The settlement we saw from the ridge has a spooky peace to it. It’s not that no one is home – at the entrance we are greeted by a softly spoken woman in a white robe, who bows and takes us in through a wide courtyard with citrus trees and pineapple plants in pots and a formal fountain at the centre, and then out through a gateway at the far end to a much less formal, grassy space with more fruit trees. Even the insects buzz less stridently in here. The walls are whitewashed and have terracotta tiled roofs. It all looks as I’d expect a Roman villa to look, or a Mexican hacienda.
We’re shown to our rooms through shady loggias and pergolas. The rooms are Spartan – almost literally, with stone floors, stiff white sheets and unglazed green painted window frames set high in the walls. I sit down on the bed and try to bounce but there’s very little give in the mattress.
The bathrooms too are pretty uncompromising – ice-cold water gushes continuously out of holes in the wall in a room at the back, presumably from a spring. A man shows us where it is after we’ve dropped our bags off, hands out towels and then leaves us to it. We decide the ladies can go first and we men head back to the first courtyard to see what else there is to do.
Very little, seems to be the answer. The locals go quietly about their business, some bringing produce in from wherever they must be growing it, others bustling in and out of what turns out to be kitchens. We find a vast echoing empty dining room adjoining. It’s all very clean.
We go and sit out in the shade in the orchard where our rooms are and find the women coming back already.
‘That didn’t take you long’ says Mike.
‘You don’t want to stay in there long’ says Muriel, shivering. ‘It’s bloody frigid. Have you seen anywhere we can get a hot drink here?’
Mr Sadeghi indicates the kitchen but suggests they don’t get their hopes up too much for anything very interesting.
‘We’ve still got the coffee’ suggests Mrs Sadeghi.
‘That’s if you can locate Jeb and the wagon’ says Mike. ‘I don’t know where he’s disappeared off to.’
I look at the women, still wet from their ablutions and it occurs to me what a fine-looking bunch they are, all in their white robes, looking tanned and healthy and in their prime. Mrs Sadeghi has her hair out and is a stunningly handsome woman, a taller, more powerful version of her daughter. Even Nicky seems more content now and throws her head back to let the sun warm her face. Shamim is watching me look at them and smiles knowingly.
‘Ok, lets go’ says Mike.
‘Keep the coffee hot for us’ says Mr Sadeghi, and kisses his wife on the cheek. We head into the shower room.

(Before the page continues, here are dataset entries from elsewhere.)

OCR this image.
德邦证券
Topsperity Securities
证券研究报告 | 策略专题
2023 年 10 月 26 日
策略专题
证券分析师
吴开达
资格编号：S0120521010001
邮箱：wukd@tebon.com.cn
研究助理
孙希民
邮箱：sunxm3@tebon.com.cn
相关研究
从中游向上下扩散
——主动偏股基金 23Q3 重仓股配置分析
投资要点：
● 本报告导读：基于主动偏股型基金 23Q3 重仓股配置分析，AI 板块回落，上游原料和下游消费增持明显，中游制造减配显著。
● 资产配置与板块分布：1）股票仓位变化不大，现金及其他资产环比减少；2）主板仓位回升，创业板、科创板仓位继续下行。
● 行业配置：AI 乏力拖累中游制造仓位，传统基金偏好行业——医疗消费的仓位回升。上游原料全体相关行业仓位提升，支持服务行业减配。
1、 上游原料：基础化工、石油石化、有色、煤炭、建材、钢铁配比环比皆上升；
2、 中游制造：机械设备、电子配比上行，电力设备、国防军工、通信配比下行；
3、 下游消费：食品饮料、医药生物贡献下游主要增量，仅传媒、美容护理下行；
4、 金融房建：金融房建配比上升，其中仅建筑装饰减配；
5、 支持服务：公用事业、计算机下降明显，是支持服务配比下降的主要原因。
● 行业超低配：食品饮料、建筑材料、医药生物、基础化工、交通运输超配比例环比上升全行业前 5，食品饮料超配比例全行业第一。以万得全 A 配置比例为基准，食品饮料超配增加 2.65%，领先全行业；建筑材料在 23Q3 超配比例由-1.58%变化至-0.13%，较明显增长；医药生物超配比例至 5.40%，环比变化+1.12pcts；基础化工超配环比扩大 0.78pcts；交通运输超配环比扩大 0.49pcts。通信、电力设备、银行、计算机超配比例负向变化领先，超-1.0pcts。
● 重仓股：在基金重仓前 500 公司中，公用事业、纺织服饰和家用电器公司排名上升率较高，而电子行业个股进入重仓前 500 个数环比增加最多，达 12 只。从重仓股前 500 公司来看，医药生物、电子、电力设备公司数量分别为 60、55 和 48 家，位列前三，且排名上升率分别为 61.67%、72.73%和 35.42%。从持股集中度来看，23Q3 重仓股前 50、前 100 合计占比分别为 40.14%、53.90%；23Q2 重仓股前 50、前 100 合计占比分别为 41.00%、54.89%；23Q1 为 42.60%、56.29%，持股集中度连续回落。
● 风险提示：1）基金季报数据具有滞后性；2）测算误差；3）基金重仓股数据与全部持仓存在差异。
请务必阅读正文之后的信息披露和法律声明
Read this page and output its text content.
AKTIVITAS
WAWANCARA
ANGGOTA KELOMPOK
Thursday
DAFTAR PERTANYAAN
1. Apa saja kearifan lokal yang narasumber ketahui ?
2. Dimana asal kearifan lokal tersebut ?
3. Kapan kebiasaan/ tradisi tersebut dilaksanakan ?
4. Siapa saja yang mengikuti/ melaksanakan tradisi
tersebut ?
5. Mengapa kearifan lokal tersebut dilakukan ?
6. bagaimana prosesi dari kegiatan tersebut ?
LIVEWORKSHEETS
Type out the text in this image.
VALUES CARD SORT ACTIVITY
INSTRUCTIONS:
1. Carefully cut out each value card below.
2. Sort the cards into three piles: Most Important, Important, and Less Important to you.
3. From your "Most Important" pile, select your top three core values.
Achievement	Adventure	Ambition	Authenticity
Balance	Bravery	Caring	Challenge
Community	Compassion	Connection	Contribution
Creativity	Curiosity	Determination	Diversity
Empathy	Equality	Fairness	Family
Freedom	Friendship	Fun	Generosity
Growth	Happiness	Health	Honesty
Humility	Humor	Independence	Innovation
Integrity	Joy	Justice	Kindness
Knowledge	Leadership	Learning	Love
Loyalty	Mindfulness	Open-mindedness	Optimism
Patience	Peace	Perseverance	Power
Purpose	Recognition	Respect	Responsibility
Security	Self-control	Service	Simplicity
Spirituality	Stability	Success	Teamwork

Jeb didn’t come back until the third morning, giving us some time to get to know the place a little, help out with the chores, and relax. The locals were not unfriendly, the food was plain but wholesome and the place had a wonderful serenity about it but there was a strong feeling they weren’t looking for new faces and would feel better when we’d moved on. The only really worrying thing about that first settlement was that if they were all going to be like that no one was going to want to stop anywhere for all eternity. Certainly none of us were at all tempted. Frankly it was all just a bit dull. We headed out that third day and began the long weary trek across the floor of the valley in the still, dry heat.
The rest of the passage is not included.